You probably think my apparent disregard for economic realities means that I’m some sort of naÏve idealist who feels the tree-hugging MBTA can carry on despite accruing massive debts. However, that is far from the truth. The financial burdens of the T cannot be ignored for much longer, and a solution must come via increased government spending, and if necessary, a corresponding tax increase.
There are some out there who feel that raising T prices amounts to nothing more than a tax hike. That is a bit simplistic. Instead, it essentially can be considered a new tax on those who ride the subway and buses on a regular basis. Of course, these are often the same people who cannot afford a car or parking -- in other words, the lower and middle classes.
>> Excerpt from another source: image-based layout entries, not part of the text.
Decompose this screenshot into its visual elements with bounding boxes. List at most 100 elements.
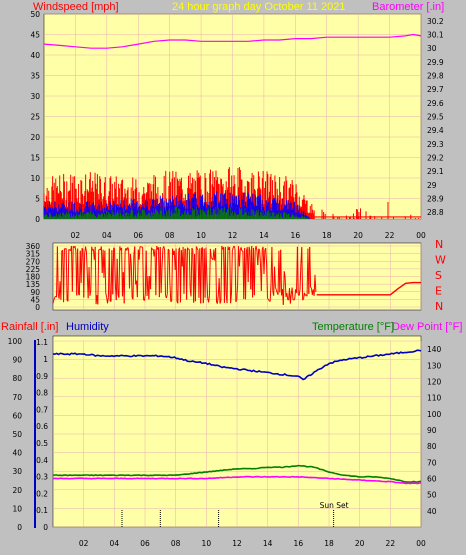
windspeed-tick: 50	[30, 10, 40, 19]
temperature-tick: 100	[427, 410, 442, 419]
direction-segment	[150, 247, 152, 290]
barometer-tick: 30.1	[427, 31, 444, 40]
direction-segment	[209, 248, 212, 258]
direction-segment	[171, 248, 174, 302]
direction-segment	[167, 248, 170, 251]
direction-segment	[267, 298, 269, 300]
wind-time-tick: 14	[259, 231, 269, 240]
direction-segment	[219, 300, 222, 304]
direction-segment	[286, 292, 289, 300]
direction-segment	[294, 289, 297, 299]
barometer-tick: 29.5	[427, 113, 444, 122]
direction-segment	[240, 247, 243, 252]
temperature-axis-label: Temperature [°F]	[312, 321, 394, 333]
rain-tick: 0.2	[36, 489, 48, 498]
temperature-tick: 90	[427, 426, 437, 435]
direction-segment	[60, 251, 63, 300]
direction-noise	[52, 245, 317, 305]
direction-segment	[65, 248, 68, 301]
direction-segment	[164, 250, 167, 296]
dewpoint-line	[52, 475, 422, 485]
humidity-tick: 20	[12, 486, 22, 495]
direction-segment	[265, 248, 268, 265]
temp-grid	[53, 340, 422, 528]
direction-segment	[248, 246, 251, 251]
direction-segment	[255, 245, 258, 252]
humidity-tick: 50	[12, 430, 22, 439]
temperature-tick: 60	[427, 474, 437, 483]
direction-segment	[216, 295, 219, 304]
direction-segment	[210, 257, 213, 259]
humidity-tick: 10	[12, 504, 22, 513]
direction-segment	[229, 247, 232, 304]
direction-segment	[282, 271, 285, 305]
direction-segment	[67, 249, 70, 302]
direction-segment	[80, 248, 83, 283]
direction-segment	[77, 248, 79, 294]
direction-segment	[83, 253, 86, 298]
windspeed-tick: 45	[30, 31, 40, 40]
direction-segment	[205, 247, 208, 277]
direction-segment	[68, 248, 71, 251]
event-markers	[121, 510, 335, 527]
direction-segment	[196, 248, 199, 251]
direction-segment	[188, 249, 191, 289]
wind-bars	[43, 167, 421, 219]
direction-segment	[263, 249, 266, 275]
wind-time-tick: 12	[228, 231, 238, 240]
direction-segment	[224, 247, 227, 295]
humidity-tick: 30	[12, 467, 22, 476]
windspeed-tick: 25	[30, 113, 40, 122]
humidity-tick: 70	[12, 393, 22, 402]
rain-tick: 0.8	[36, 389, 48, 398]
windspeed-tick: 30	[30, 92, 40, 101]
wind-axes: 0 5 10 15 20 25 30 35 40 45 50 28.8 28.9 29 29.1 29.2 29…	[30, 10, 443, 240]
barometer-tick: 29.9	[427, 58, 444, 67]
wind-time-tick: 22	[385, 231, 395, 240]
direction-segment	[299, 263, 302, 290]
direction-segment	[283, 271, 286, 278]
temperature-tick: 70	[427, 458, 437, 467]
temp-time-tick: 08	[171, 539, 181, 548]
direction-segment	[168, 249, 171, 284]
direction-tick: 315	[26, 250, 41, 259]
windspeed-tick: 15	[30, 154, 40, 163]
direction-segment	[218, 278, 221, 304]
direction-segment	[63, 248, 65, 303]
direction-segment	[296, 246, 299, 295]
barometer-tick: 29.2	[427, 154, 444, 163]
compass-label: N	[435, 238, 443, 251]
wind-time-tick: 06	[133, 231, 143, 240]
direction-segment	[301, 247, 304, 301]
temperature-tick: 80	[427, 442, 437, 451]
direction-segment	[151, 247, 153, 250]
direction-segment	[166, 249, 169, 295]
rain-tick: 0.1	[36, 506, 48, 515]
direction-segment	[163, 246, 166, 251]
windspeed-tick: 20	[30, 133, 40, 142]
rain-tick: 0.4	[36, 456, 48, 465]
direction-segment	[298, 289, 301, 296]
direction-tick: 360	[26, 242, 41, 251]
direction-tick: 180	[26, 273, 41, 282]
direction-segment	[179, 250, 182, 303]
barometer-axis-label: Barometer [.in]	[372, 1, 444, 13]
barometer-tick: 30	[427, 44, 437, 53]
temp-time-tick: 14	[263, 539, 273, 548]
barometer-tick: 28.9	[427, 195, 444, 204]
direction-segment	[74, 246, 77, 251]
compass-label: W	[435, 254, 446, 267]
direction-segment	[128, 253, 131, 289]
humidity-line	[52, 349, 422, 381]
direction-tick: 225	[26, 265, 41, 274]
compass-label: N	[435, 300, 443, 313]
wind-time-tick: 08	[165, 231, 175, 240]
direction-segment	[90, 246, 93, 291]
direction-segment	[208, 295, 210, 303]
direction-segment	[266, 264, 269, 299]
windspeed-tick: 10	[30, 174, 40, 183]
direction-segment	[289, 294, 292, 304]
humidity-tick: 0	[17, 523, 22, 532]
direction-line	[316, 281, 421, 296]
temp-time-tick: 20	[355, 539, 365, 548]
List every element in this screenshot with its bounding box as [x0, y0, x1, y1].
All of this must make new governor Mitt Romney very happy. The “George Bush of Massachusetts” is determined to slash government spending in order to balance the budget and decrease taxes, leaving concern for key state programs in the backseat. With Romney and other state policymakers failing to allocate more money directly to the MBTA, it was only a matter of time before the T was forced to raise fares in order to just break even. The net effect is that the new state government is returning money to the people through tax breaks, only to take it back via other means, among them more expensive T tokens. What this means is that whereas in the past, both rich and poor gave money to the state, which would then spend it for the public good, now the lower classes are being forced to pay for a larger and larger proportion of public spending.
There are two solutions that must be considered. The first is relatively overarching and would involved a general tax increase that would increase the state’s budget and allow it to accommodate a wide range of crucial programs that are currently facing a money crunch. The second would be more directly aimed at alleviating the MBTA crisis, consisting of increasing highway tolls and gas taxes and directing the extra revenue toward the T to help pay for public transportation. If we really mean business about decreasing fossil fuel emissions and protecting the environment, then it is private transportation, rather than public, that must become less affordable. Make driving more expensive, keep MBTA fares where they are, and both the short-term economic and long-term philosophical goals of mass transit in the Commonwealth can live in peaceful coexistence.